- Born: October 15, 1913
- Died: March 1, 1985 (71)
- Occupation: Commissioner of Parks

= Tommy Thompson (parks commissioner) =

Thomas William Thompson (October 15, 1913 – March 1, 1985) is best known as Metropolitan Toronto's first Commissioner of Parks (from 1955 until 1981). He is known and recognized nationally and internationally for his work and his sign "Please Walk on the Grass."

His most notable achievement was the conversion of the Toronto Island into an enormous park (including a private golf course). He proposed the 12 million dollar plan to level all the buildings and revitalize the area in 1963, and work was completed in 1968.

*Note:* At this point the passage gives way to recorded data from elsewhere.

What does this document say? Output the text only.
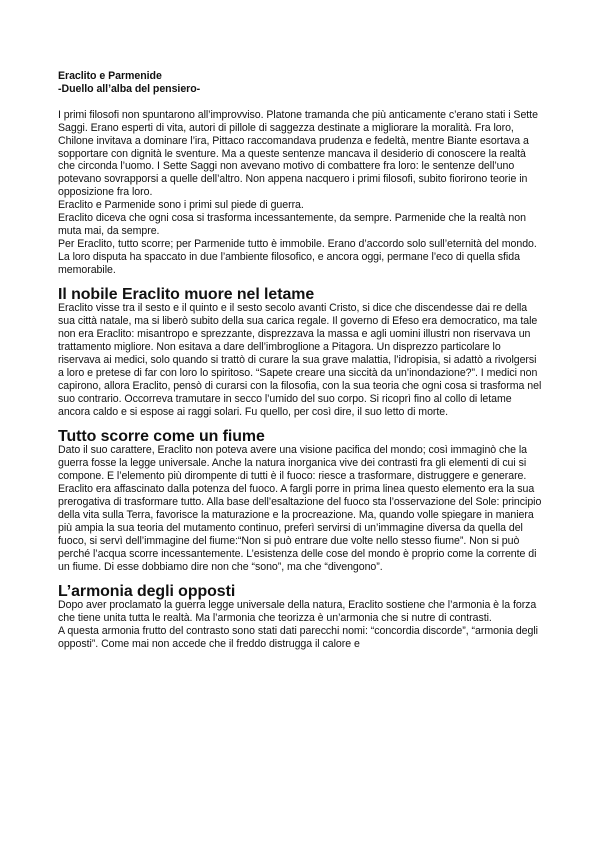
Eraclito e Parmenide
-Duello all’alba del pensiero-

I primi filosofi non spuntarono all’improvviso. Platone tramanda che più anticamente c’erano stati i Sette Saggi. Erano esperti di vita, autori di pillole di saggezza destinate a migliorare la moralità. Fra loro, Chilone invitava a dominare l’ira, Pittaco raccomandava prudenza e fedeltà, mentre Biante esortava a sopportare con dignità le sventure. Ma a queste sentenze mancava il desiderio di conoscere la realtà che circonda l’uomo. I Sette Saggi non avevano motivo di combattere fra loro: le sentenze dell’uno potevano sovrapporsi a quelle dell’altro. Non appena nacquero i primi filosofi, subito fiorirono teorie in opposizione fra loro.

Eraclito e Parmenide sono i primi sul piede di guerra.

Eraclito diceva che ogni cosa si trasforma incessantemente, da sempre. Parmenide che la realtà non muta mai, da sempre.

Per Eraclito, tutto scorre; per Parmenide tutto è immobile. Erano d’accordo solo sull’eternità del mondo. La loro disputa ha spaccato in due l’ambiente filosofico, e ancora oggi, permane l’eco di quella sfida memorabile.

Il nobile Eraclito muore nel letame

Eraclito visse tra il sesto e il quinto e il sesto secolo avanti Cristo, si dice che discendesse dai re della sua città natale, ma si liberò subito della sua carica regale. Il governo di Efeso era democratico, ma tale non era Eraclito: misantropo e sprezzante, disprezzava la massa e agli uomini illustri non riservava un trattamento migliore. Non esitava a dare dell’imbroglione a Pitagora. Un disprezzo particolare lo riservava ai medici, solo quando si trattò di curare la sua grave malattia, l’idropisia, si adattò a rivolgersi a loro e pretese di far con loro lo spiritoso. “Sapete creare una siccità da un’inondazione?”. I medici non capirono, allora Eraclito, pensò di curarsi con la filosofia, con la sua teoria che ogni cosa si trasforma nel suo contrario. Occorreva tramutare in secco l’umido del suo corpo. Si ricoprì fino al collo di letame ancora caldo e si espose ai raggi solari. Fu quello, per così dire, il suo letto di morte.

Tutto scorre come un fiume

Dato il suo carattere, Eraclito non poteva avere una visione pacifica del mondo; così immaginò che la guerra fosse la legge universale. Anche la natura inorganica vive dei contrasti fra gli elementi di cui si compone. E l’elemento più dirompente di tutti è il fuoco: riesce a trasformare, distruggere e generare.

Eraclito era affascinato dalla potenza del fuoco. A fargli porre in prima linea questo elemento era la sua prerogativa di trasformare tutto. Alla base dell’esaltazione del fuoco sta l’osservazione del Sole: principio della vita sulla Terra, favorisce la maturazione e la procreazione. Ma, quando volle spiegare in maniera più ampia la sua teoria del mutamento continuo, preferì servirsi di un’immagine diversa da quella del fuoco, si servì dell’immagine del fiume:“Non si può entrare due volte nello stesso fiume”. Non si può perché l’acqua scorre incessantemente. L’esistenza delle cose del mondo è proprio come la corrente di un fiume. Di esse dobbiamo dire non che “sono”, ma che “divengono”.

L’armonia degli opposti

Dopo aver proclamato la guerra legge universale della natura, Eraclito sostiene che l’armonia è la forza che tiene unita tutta le realtà. Ma l’armonia che teorizza è un’armonia che si nutre di contrasti.

A questa armonia frutto del contrasto sono stati dati parecchi nomi: “concordia discorde”, “armonia degli opposti”. Come mai non accede che il freddo distrugga il calore e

In 1983, the northern half of the Leslie Street Spit was renamed Tommy Thompson Park in his honour.

== Biography ==

Tommy Thompson was born in Toronto on October 15, 1913. The second son of Casa Loma head gardener Robert Thompson, he was born on the grounds of one of Toronto's most famous landmarks. He graduated from the Ontario Agricultural College in Botany in 1936. He became the horticulturist for the Toronto General Burying Grounds in 1936 and later worked as the Director of Research and Development for Cedarvale Tree Experts until he joined the Royal Canadian Air Force in 1943 as a navigator bombardier. Tommy Thompson was Superintendent of Parks and Recreation for the City of Port Arthur from 1946 to 1951. He returned to Toronto to become the Adviser on Parks and Recreation Facilities in the Community Services Branch of the Ontario Department of Education in 1951. Tommy Thompson joined the newly formed Metro government in 1955 where he was appointed the first Commissioner of Parks until his retirement in 1978. He acted as Interim General Director of the Metro Toronto Zoo from 1976 and continued as General Director from 1978 until his second retirement in 1981. He died on March 1, 1985, at Toronto Western Hospital following a battle with cancer.

Tommy married his wife Beryl in 1937. They had three sons, Barry, Thomas Bryce and Randy.